Photo of the Week
July 31, 2016

Well I did some more hunting in my digital files this week and found another photo almost like last week's photo of the Gorgona Shops and the Masonic Lodge on the hill.  This photo shows a much better view of the stairs that I mentioned last week.  You can see the stairway entrance pillars at the base of the stairs in this photo.  These are the same pillars I found partially exposed by the jungle.  You can see the pillars and the stairs better in a blow-up I made below.  The water level was just at the base of the stairs, so you can picture all the rest of the shops and area below the lodge that is now underwater.  The water depth isn't that deep, but I am sure the dredges have done their digging and deepening the area through the years.  I love the photographer's fancy fonts and icons in the printing on the old photo which says, "NOON TIME AT GORGONA SHOPS".  There are quite a few more people seen in this photo compared to last week as they are all heading downtown for chow.
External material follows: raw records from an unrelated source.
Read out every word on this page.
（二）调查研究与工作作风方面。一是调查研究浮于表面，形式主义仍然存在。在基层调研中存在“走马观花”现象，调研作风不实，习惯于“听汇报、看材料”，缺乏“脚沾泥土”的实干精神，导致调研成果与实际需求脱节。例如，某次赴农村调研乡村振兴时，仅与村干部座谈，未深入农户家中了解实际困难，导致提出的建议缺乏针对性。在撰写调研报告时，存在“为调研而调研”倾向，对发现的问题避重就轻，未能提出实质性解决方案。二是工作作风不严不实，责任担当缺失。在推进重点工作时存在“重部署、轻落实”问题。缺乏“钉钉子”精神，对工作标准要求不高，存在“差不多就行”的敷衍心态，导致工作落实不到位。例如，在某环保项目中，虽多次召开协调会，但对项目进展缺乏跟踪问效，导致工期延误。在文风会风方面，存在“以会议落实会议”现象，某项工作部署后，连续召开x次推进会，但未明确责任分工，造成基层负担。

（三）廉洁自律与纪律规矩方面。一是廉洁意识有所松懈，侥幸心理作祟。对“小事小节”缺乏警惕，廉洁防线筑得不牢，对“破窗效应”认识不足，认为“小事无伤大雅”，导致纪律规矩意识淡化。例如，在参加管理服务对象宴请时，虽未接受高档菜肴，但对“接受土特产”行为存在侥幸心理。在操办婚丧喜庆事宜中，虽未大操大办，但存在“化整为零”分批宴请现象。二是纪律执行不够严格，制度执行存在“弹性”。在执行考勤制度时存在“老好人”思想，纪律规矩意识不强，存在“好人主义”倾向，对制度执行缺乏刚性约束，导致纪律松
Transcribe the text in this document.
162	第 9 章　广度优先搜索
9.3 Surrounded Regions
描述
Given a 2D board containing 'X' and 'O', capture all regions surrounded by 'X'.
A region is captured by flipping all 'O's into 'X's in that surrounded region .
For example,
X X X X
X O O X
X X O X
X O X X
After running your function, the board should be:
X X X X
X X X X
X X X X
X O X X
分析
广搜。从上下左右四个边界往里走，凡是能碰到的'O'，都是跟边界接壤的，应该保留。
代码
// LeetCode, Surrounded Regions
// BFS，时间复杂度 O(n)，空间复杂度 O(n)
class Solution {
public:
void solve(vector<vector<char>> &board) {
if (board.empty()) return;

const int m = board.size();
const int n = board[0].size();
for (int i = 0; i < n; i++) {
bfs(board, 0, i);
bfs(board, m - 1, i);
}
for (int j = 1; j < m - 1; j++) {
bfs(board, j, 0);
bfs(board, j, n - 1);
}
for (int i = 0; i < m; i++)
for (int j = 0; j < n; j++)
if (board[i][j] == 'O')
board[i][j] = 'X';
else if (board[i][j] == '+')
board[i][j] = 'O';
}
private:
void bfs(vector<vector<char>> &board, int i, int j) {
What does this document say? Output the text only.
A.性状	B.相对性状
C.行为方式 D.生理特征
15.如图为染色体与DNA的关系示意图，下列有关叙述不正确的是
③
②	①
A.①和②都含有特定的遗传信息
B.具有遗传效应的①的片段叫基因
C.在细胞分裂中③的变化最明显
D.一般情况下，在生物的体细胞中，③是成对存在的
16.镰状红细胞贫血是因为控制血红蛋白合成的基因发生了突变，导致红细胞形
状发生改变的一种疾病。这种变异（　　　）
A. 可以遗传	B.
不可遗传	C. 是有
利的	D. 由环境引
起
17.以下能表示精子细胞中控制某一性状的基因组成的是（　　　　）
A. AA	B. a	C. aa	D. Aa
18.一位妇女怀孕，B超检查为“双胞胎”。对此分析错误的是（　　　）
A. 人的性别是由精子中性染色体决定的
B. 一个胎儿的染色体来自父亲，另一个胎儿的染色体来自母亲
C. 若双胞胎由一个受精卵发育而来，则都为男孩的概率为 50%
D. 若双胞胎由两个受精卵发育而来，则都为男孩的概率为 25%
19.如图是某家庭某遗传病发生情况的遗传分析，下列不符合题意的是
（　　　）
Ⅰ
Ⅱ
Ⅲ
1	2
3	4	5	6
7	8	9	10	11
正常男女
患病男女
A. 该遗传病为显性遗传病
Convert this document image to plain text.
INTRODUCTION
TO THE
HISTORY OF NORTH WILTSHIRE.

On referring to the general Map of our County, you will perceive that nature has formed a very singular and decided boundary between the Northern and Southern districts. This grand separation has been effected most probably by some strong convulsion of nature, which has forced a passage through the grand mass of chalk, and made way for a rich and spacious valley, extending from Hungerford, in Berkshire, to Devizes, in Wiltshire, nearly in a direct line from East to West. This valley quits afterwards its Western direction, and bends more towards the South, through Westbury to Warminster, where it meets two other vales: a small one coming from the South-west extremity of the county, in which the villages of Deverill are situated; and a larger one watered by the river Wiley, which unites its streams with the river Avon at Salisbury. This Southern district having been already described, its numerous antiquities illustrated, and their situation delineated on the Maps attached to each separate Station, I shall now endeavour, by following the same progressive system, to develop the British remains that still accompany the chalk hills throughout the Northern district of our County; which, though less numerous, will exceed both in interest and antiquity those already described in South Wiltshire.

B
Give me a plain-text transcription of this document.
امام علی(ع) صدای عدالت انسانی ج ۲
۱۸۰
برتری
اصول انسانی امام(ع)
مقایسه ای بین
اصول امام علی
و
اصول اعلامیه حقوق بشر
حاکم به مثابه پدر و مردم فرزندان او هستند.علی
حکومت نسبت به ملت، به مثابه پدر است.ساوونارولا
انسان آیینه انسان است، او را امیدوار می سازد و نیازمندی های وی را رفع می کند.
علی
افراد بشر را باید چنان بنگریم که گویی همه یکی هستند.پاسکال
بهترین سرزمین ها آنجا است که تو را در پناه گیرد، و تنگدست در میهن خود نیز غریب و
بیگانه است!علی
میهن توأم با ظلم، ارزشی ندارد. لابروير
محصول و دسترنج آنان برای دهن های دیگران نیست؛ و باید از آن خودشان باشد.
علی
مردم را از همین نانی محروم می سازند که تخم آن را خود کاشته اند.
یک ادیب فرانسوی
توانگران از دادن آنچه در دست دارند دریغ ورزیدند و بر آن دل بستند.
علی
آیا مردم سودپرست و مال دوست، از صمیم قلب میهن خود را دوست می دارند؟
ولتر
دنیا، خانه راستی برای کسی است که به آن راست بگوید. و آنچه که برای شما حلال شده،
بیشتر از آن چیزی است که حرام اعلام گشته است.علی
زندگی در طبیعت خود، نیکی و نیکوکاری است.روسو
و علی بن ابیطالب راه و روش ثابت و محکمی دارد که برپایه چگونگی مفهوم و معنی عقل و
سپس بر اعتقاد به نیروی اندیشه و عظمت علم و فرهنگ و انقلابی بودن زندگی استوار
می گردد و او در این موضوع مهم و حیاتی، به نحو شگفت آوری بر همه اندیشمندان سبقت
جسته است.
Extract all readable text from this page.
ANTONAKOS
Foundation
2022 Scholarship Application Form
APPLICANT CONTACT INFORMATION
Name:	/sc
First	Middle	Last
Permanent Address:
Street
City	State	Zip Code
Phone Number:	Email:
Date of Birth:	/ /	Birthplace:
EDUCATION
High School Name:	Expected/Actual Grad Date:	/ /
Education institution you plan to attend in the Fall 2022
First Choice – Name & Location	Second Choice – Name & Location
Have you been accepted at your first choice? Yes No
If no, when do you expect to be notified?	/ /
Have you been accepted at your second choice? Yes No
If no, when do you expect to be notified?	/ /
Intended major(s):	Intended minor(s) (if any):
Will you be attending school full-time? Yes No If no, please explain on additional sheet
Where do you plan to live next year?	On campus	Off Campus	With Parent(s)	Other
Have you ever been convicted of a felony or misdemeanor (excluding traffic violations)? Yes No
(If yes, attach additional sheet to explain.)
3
Below the black and white blow up is a scan of an old colorized post card pointing in the direction of downtown Gorgona.  I can imagine that photographer of the above photo was at the top of the stairs in the colorized post card and then in reverse, the photographer that took the photo below was up by the old lodge.

Another interesting thing about the colorized photo below is the train track line.  These tracks split the town of Gorgona and also split the Gorgona islands when the lake flooded. When I used to search the Gorgona islands for bottle and relics, this passage way was still there and very interesting as this is the same passage way that the original 1855 railroad line ran.  The old Gorgona train station which I have posted photos of in the past was along these tracks.  I did some searching on Google Maps this week and that passage way is all filled in now with dredge and dozer fill.  So much for that historical area!

Gorgona was quite the town in it's days and considered one of the older and larger towns.

I just love these old comparisons of the days gone by and forgotten by many.